Das war das Jahr 2004 in Marzahn-Hellersdorf

War das nicht ein tolles Jahr im Wuhleland? Politisch geprägt durch das Ringen um's "Sparen bis es quietscht", wie uns aller Wowi so nett zu formulieren wusste. Spätestens in der zweiten Hälfte 2004 musste man sich da die Ohren zuhalten: Bibliotheken zu, Kultureinrichtungen zu, Personal weg. Man kann es nicht oft genug wiederholen: Sparen heißt eigentlich, "überzähliges" Geld "auf die hohe Kante" zu legen. Wir aber haben uns nur die Kante gegeben. Mit dem Kanten, nicht mehr mit dem ganzen Brotlaib, werden nun die Alo-II-Empfänger sich begnügen müssen. Man hört sie schon singen: "Wer hat uns verraten? Sozialdemokraten!" Wobei zur Ehre unserer hiesigen Basis-Sozis gesagt sein muss: Von denen finden die wenigsten Schröder-Clement-Hartzens Pläne toll. Toll hingegen ist, wie es einigen unserer Politiker immer wieder gelingt, Fördermittel der Europäischen Union zu akquirieren. Hier ein ganzes Milliönchen, dort ein halbes - immer schön für den Sand, in den gesetzt so manches Projekt erscheint jot w.d.-Leser wissen, was gemeint ist. Sie wissen sicher auch, dass Brüsseler Geld nichts anderes ist als Steuergeld. Da quietscht der Sand im Getriebe oberhalb des letzten Halswirbels, oder? Neben solchen "Erfolgen" hat der Bezirk allerdings auch echte vorzuweisen. Die "Gärten der Welt" im Erholungspark beispielsweise. Schade nur, dass Berlin-Besucher, sofern sie sich bei den Touristen-Infos (City Ost, City West) informieren, davon rein gar nichts erfahren. Oder das Marzahner Stadtumbau-Projekt. "Geht doch", werden Bewohner und ihr Beirat in der Silvesternacht gerufen haben. Manch gute Sache braucht halt doch etwas mehr Druck von unten.

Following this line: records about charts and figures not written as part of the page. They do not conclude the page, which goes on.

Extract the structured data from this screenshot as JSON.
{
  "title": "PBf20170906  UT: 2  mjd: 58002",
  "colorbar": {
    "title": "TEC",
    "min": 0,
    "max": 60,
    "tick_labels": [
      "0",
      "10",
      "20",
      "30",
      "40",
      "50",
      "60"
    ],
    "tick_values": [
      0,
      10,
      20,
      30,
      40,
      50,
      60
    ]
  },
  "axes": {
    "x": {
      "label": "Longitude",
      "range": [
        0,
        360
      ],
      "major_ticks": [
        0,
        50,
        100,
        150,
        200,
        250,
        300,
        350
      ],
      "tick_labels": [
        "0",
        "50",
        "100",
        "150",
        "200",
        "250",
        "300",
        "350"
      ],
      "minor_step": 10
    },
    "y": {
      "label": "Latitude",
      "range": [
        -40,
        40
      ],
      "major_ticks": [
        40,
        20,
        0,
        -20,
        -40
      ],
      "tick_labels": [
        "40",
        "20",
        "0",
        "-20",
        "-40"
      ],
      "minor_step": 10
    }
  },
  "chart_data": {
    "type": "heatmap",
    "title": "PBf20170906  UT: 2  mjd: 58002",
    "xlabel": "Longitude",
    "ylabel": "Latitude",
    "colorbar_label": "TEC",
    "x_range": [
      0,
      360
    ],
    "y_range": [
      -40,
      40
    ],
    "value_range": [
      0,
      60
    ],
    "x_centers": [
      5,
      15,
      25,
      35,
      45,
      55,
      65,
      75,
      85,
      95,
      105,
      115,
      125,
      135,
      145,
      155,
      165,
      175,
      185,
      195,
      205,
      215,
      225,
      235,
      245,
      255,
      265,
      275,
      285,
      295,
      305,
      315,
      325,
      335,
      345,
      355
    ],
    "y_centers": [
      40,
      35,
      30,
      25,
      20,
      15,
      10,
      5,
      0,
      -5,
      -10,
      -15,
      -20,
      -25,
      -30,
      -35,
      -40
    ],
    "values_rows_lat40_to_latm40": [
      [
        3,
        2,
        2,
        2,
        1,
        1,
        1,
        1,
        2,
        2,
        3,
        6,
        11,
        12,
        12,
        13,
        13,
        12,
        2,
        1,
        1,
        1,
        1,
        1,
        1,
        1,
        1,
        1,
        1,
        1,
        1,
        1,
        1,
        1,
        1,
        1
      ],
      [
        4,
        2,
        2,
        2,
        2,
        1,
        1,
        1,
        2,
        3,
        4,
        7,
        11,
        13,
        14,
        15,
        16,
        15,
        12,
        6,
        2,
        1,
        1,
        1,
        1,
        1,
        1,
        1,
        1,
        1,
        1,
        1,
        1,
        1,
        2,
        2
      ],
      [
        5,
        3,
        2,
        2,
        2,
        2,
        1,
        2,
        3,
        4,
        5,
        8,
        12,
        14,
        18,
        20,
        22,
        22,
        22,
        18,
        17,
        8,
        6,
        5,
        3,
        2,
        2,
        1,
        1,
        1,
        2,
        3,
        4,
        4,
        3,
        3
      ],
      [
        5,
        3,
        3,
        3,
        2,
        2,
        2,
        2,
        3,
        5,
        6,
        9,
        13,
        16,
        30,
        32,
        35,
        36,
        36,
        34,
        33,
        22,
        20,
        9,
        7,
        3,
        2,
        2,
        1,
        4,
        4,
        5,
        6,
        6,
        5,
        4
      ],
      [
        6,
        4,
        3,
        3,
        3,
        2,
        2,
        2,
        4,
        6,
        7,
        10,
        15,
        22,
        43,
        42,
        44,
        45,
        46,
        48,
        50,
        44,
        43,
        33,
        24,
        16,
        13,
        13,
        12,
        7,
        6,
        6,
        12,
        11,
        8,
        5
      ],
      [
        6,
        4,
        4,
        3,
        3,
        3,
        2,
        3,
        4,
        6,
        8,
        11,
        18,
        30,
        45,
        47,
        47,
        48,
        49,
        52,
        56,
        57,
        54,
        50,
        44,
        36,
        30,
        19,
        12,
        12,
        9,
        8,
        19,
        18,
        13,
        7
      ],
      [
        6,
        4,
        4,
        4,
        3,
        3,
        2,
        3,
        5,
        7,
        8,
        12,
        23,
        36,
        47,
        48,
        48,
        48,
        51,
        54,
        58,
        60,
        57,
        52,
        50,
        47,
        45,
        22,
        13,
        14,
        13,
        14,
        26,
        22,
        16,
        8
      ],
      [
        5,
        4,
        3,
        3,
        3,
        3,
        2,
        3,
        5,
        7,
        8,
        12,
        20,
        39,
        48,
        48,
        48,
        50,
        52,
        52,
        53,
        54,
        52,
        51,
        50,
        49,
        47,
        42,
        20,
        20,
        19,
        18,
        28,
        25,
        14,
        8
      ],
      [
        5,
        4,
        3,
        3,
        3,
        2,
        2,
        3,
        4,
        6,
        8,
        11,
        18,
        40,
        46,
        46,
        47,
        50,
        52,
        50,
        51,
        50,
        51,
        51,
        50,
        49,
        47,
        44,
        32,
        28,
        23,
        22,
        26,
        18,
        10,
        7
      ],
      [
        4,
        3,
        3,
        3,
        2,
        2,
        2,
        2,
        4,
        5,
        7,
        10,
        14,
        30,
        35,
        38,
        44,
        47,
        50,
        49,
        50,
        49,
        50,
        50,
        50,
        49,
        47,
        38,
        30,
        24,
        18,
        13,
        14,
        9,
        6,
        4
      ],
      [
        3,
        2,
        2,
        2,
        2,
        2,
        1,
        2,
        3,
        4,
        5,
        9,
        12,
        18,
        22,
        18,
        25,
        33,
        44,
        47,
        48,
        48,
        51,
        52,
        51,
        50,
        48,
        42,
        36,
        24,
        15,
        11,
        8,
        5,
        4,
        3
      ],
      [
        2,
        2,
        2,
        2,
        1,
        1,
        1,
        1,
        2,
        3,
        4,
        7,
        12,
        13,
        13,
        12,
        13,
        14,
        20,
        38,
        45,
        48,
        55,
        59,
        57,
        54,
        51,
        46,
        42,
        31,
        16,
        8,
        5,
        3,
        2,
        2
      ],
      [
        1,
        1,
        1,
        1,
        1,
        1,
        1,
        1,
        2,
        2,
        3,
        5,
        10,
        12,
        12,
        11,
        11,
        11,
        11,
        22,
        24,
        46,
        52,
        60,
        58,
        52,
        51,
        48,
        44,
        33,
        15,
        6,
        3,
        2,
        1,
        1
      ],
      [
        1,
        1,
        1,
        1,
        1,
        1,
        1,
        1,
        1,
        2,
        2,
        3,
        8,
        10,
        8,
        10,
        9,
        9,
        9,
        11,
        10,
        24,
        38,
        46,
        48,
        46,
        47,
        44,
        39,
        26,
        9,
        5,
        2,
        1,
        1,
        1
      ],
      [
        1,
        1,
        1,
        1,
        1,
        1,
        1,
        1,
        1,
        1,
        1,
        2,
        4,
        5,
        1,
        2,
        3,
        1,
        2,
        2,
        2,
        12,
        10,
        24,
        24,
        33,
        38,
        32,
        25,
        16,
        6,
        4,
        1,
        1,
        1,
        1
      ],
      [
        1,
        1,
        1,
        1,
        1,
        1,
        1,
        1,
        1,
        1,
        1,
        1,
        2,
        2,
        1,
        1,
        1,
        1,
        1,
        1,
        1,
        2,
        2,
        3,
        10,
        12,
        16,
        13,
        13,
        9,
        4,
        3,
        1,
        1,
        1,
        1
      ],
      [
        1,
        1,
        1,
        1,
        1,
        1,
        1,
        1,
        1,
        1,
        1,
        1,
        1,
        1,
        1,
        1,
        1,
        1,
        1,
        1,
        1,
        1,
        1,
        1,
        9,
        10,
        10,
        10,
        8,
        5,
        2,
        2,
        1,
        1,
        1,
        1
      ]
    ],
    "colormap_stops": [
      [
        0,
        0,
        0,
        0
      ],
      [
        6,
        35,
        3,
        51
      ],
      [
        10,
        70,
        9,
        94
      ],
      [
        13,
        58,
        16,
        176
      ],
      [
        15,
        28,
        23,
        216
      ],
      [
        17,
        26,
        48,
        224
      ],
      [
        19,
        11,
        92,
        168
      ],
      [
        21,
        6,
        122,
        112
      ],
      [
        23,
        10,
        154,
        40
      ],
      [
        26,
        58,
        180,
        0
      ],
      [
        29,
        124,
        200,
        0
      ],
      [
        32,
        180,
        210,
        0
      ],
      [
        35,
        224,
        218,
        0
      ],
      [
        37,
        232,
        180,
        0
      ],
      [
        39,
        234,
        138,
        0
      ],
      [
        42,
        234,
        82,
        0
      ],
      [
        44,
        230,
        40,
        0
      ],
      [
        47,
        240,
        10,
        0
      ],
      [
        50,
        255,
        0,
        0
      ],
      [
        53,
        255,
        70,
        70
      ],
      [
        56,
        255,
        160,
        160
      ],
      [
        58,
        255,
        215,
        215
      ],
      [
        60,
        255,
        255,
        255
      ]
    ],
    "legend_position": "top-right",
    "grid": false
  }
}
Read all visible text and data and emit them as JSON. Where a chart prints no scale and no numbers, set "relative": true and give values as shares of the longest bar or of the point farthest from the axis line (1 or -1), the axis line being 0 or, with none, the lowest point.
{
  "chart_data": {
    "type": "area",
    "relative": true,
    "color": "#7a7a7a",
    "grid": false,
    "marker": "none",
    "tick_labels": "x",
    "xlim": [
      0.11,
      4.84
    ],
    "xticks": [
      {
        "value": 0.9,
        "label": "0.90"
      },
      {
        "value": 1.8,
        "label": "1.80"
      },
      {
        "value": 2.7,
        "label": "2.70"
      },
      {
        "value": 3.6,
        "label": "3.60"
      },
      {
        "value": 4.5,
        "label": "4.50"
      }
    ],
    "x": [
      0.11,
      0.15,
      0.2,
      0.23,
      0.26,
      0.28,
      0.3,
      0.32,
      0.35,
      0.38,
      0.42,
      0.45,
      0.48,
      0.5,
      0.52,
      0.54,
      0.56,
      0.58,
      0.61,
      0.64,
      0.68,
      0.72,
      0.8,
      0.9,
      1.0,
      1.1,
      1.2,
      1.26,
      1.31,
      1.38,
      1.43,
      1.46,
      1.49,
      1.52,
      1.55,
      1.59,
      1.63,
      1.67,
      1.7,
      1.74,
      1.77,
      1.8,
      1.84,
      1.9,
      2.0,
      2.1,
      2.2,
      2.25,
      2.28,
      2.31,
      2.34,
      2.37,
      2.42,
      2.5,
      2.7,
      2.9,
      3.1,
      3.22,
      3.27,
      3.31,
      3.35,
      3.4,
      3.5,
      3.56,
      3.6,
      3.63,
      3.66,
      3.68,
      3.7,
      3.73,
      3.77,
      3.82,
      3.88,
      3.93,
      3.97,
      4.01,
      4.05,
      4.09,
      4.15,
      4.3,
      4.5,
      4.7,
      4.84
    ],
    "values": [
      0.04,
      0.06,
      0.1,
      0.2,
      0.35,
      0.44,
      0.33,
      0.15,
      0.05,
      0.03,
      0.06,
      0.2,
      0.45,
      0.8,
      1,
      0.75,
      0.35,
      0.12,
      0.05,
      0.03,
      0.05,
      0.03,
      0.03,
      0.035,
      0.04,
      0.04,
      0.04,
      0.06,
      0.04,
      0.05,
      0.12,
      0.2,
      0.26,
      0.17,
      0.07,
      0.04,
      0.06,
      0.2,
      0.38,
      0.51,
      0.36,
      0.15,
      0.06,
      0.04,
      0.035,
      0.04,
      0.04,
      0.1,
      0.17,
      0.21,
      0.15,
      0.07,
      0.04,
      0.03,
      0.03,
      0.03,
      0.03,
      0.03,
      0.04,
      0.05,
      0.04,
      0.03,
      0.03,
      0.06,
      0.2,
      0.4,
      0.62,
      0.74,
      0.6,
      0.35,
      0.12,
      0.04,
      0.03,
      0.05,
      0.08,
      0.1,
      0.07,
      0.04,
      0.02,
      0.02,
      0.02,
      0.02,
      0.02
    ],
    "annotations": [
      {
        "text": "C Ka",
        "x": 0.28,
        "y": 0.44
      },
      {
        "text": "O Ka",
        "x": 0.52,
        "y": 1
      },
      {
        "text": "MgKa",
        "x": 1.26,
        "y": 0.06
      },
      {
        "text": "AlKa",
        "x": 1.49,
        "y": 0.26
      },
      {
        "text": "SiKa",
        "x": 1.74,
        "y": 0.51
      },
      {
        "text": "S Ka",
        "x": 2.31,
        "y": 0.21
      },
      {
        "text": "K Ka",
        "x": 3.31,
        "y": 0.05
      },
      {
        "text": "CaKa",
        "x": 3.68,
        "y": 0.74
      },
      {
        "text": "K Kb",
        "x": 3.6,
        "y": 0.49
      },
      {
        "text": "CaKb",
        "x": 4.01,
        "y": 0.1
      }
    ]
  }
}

Diesen Druck wünschen wir auch dann, wenn es in diesem Jahr erneut Einwohner-Versammlungen geben wird. Nicht das Bezirksamt, die Bewohner müssen die Tagesordnung bestimmen. Damit nicht wieder das Verbreiten von Statistiken von den tatsächlichen Problemen ablenken kann. Ablenkung, Zerstreuung von des Tages Mühen bieten links und rechts der Wühle nicht nur die große Zahl von Veranstaltungen, bei denen das "Talken" mittlerweile eine echte Oberhand zu gewinnen scheint. Neben aller kritischen Berichterstattung, der sich jot w.d. verschrieben hat, zeigen wir natürlich auch die schönen Seiten unseres Bezirkes. Allein die Titelbilder! Fünf hübsche Mädchen waren da zu sehen, schicke Männer, tolle Künstler und sogar ein lachender (!) Kultursenator. Auch Tiere! Und Sportler! Wo, bitte schön, findet man das sonst (außer dort, wo stets Nackedeis vom drauf sind)? Und wo gibt es solch tolle Schwejkiaden, wie sie jot w.d. nicht allein auf der jeweils letzten Seite bietet?

Nun also auf ein Neues. Machen Sie mit - sachlich, kritisch, optimistisch - wie jeden Monat.

Ihr jot w. d. -Team

Januar

 

Südsee neben Plattenbau

Bali-Garten im Erholungspark eröffnet

Trinawangwulan Sudarga im Baligarten

Hoffnungsvoll begann das Jahr:

Bürgermeister Uwe Klett versprach in Nummer 1/2004 von jot w.d., dass weniger öffentliche Einrichtungen geschlossen würden. Leider war das Gegenteil der Fall.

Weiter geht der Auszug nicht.